Wednesday, October 21, 2015

Beasts of No Nation (2015/US)

by
Julien Faddoul




















* (1 star)


wd – Cary Joji Fukunaga   (Based on the Novel by Uzodinma Iweala)
ph – Cary Joji Fukunaga
pd – Inbal Weinberg
m – Dan Romer
ed – Pete Beaudreau, Mikkel E.G. Nielsen 
cos – Jenny Eagan

p – Cary Joji Fukunaga, Amy Kaufman, Riva Marker, Daniela Taplin Lundberg

Cast: Abraham Attah, Idris Elba, Opeyemi Fagbohungbe, Richard Pepple, Ama Abebrese


Beasts of No Nation is a well-intentioned and proficient film that is generally unremarkable in almost every way. It was writer/director Cary Joji Fukunaga’s passion project for the better part of a decade. It is based on the 2005 novel by Uzodinma Iweala, his debut work. Mr Fukunaga shot the film over the course of 35 days in Ghana, acting as his own Director of Photography. So why is there such a cinematic void at the centre of the film?

The conclusion I have come to is that Beasts of No Nation, as artful as it is, is a film that is full of choices but with no real decisions. What I mean by that is this: Filmmaking is an extensive endeavor, much more than the common civilian realizes. Each day of production, a filmmaker is pelted with a series of choices that he or she must make. All of these choices are made in service of the unifying decision of what that day of production is about. Eventually, it is those decisions that the audience will respond to (or not). So, a bride’s wedding dress was a choice she made, but the fact she is getting married was a decision.

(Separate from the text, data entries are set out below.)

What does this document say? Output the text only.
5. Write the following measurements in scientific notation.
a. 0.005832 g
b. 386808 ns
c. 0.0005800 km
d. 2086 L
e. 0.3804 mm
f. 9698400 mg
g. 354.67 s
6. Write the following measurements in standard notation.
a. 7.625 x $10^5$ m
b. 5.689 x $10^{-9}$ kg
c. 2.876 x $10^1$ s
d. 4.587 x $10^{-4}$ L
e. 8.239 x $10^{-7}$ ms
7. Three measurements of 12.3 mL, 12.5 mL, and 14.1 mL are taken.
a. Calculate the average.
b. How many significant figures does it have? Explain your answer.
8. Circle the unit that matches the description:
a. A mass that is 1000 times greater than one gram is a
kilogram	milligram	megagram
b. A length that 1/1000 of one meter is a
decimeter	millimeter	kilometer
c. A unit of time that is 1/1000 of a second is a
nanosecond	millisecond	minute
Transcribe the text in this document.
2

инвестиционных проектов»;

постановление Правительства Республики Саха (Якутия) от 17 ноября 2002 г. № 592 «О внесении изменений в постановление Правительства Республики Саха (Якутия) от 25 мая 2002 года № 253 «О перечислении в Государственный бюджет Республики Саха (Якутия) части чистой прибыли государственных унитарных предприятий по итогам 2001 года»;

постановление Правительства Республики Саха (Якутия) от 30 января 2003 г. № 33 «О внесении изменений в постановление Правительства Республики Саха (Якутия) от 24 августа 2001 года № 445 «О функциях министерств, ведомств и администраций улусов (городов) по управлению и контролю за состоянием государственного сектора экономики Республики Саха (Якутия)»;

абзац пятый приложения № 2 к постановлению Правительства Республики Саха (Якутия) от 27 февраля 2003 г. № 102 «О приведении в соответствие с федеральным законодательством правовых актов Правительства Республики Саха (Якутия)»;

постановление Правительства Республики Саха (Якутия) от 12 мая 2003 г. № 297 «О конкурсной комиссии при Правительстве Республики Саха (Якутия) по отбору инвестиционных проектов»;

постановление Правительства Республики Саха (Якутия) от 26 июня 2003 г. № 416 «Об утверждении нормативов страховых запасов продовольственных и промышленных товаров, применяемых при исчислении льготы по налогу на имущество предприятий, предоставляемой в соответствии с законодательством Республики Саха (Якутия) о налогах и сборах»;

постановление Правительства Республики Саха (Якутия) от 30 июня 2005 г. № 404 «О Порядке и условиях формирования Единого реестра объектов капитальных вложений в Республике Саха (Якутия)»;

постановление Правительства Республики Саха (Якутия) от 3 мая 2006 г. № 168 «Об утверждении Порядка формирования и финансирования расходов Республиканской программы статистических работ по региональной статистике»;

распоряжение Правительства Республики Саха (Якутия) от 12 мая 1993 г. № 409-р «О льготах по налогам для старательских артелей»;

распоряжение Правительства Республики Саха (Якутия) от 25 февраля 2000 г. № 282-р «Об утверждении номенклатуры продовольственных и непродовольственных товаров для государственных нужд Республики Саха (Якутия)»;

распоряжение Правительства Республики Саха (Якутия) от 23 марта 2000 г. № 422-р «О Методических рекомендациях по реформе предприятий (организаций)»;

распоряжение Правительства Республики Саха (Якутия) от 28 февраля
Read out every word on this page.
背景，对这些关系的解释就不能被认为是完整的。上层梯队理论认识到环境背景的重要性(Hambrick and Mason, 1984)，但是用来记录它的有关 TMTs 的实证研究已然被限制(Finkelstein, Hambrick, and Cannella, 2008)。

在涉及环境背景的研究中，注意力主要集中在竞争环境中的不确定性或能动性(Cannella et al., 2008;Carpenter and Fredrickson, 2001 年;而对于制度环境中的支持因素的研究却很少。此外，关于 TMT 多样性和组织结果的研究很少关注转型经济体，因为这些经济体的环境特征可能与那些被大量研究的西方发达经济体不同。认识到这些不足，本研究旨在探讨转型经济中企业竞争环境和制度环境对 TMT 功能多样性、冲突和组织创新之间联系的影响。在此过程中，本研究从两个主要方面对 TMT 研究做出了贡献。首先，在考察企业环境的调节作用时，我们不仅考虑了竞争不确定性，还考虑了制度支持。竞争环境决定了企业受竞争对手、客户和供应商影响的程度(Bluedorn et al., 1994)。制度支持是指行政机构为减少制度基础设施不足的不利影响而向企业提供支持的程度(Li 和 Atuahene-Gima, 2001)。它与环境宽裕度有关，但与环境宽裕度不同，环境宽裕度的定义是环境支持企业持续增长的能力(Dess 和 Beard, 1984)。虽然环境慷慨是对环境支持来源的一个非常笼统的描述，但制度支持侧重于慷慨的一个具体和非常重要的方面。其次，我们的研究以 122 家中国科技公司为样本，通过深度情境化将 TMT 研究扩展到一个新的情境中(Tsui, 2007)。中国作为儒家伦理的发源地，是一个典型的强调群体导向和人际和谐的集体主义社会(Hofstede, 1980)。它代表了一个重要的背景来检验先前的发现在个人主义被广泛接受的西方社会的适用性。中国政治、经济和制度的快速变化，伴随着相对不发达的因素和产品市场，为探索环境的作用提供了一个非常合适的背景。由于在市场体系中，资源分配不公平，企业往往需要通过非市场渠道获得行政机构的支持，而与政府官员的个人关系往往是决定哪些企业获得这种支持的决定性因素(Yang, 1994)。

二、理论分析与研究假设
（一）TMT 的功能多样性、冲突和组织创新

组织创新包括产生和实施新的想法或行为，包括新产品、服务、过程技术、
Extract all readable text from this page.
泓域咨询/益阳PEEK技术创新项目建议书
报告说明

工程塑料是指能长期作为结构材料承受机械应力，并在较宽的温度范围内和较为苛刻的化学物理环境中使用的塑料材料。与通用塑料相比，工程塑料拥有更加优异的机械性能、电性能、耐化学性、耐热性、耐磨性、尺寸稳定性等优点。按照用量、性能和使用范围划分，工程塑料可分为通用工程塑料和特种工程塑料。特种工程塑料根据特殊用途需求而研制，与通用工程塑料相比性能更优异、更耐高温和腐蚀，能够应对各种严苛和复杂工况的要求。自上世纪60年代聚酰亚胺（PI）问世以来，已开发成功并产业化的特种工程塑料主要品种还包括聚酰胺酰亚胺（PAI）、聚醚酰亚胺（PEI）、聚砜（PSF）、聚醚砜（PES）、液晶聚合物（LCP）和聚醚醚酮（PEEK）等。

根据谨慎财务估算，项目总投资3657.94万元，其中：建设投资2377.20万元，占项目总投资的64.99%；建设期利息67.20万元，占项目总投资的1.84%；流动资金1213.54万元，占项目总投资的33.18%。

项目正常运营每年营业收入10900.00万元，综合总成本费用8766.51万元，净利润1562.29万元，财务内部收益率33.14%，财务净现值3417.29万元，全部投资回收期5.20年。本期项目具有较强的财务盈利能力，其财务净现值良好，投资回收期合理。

Beasts of No Nation tells the story of Agu (Abraham Attah), a boy in an unnamed West African country who is separated from his mother and sister during a war. After his father and brother are murdered in front of him, he is captured by soldiers and forced to become a tool of war by the rebel forces, led by a Commandant (Idris Elba). His initiation requires him to brutally kill an unarmed engineer with a machete.

From then on Mr Fukunaga goes on to depict several harrowing and violent encounters Agu has with the realities of war, including child rape, slavery and cocaine. Yet none of it particularly resonates. He never stages the gore with a resounding weight, always relying on either long, impersonal Steadicam shots or accented slow-motion. There is a battle sequence in the middle of the film that attempts to impart Agu’s disconnect from reality, comprising of a change of colour palette, that seems totally out-of-place.

Many have made a great fuss about the film’s non-professional child cast, which I find ridiculous. All Mr Fukunaga requires of them is to stare blankly and/or yell as they enact the film’s many unpleasant scenarios. Viewers are reacting to the inherent stress the story depicts, not the performances. I will make mention of Mr Elba and the young Mr Attah, both of whom carry the film through some of its duller scenes of downtime, most of which involve taking drugs.

Beasts of No Nation is the first original film released by Netflix. It has been released simultaneously theatrically and online. Because of its violation of the traditional 90-day release window of exclusivity to cinemas, many large chains have boycotted film, which will most likely result in a poor box-office performance. I mean, remember Citizen Kane? Of course you do.


A film review such as this one is not really a prudent place to opine on whether or not this release plan is appropriate for any film, let alone one this serious and unflinching, and whether or not Netflix is going to become the future of the cinema as we see it. So this critic won’t. Suffice it to say that just as a piece of cinema, I see the film being as forgotten as Hotel Rwanda (2004) and Blood Diamond (2006). Again there is nothing egregious about Beasts of No Nation per se, but if one gets the point in 5 minutes, the question becomes not of value, but of purpose.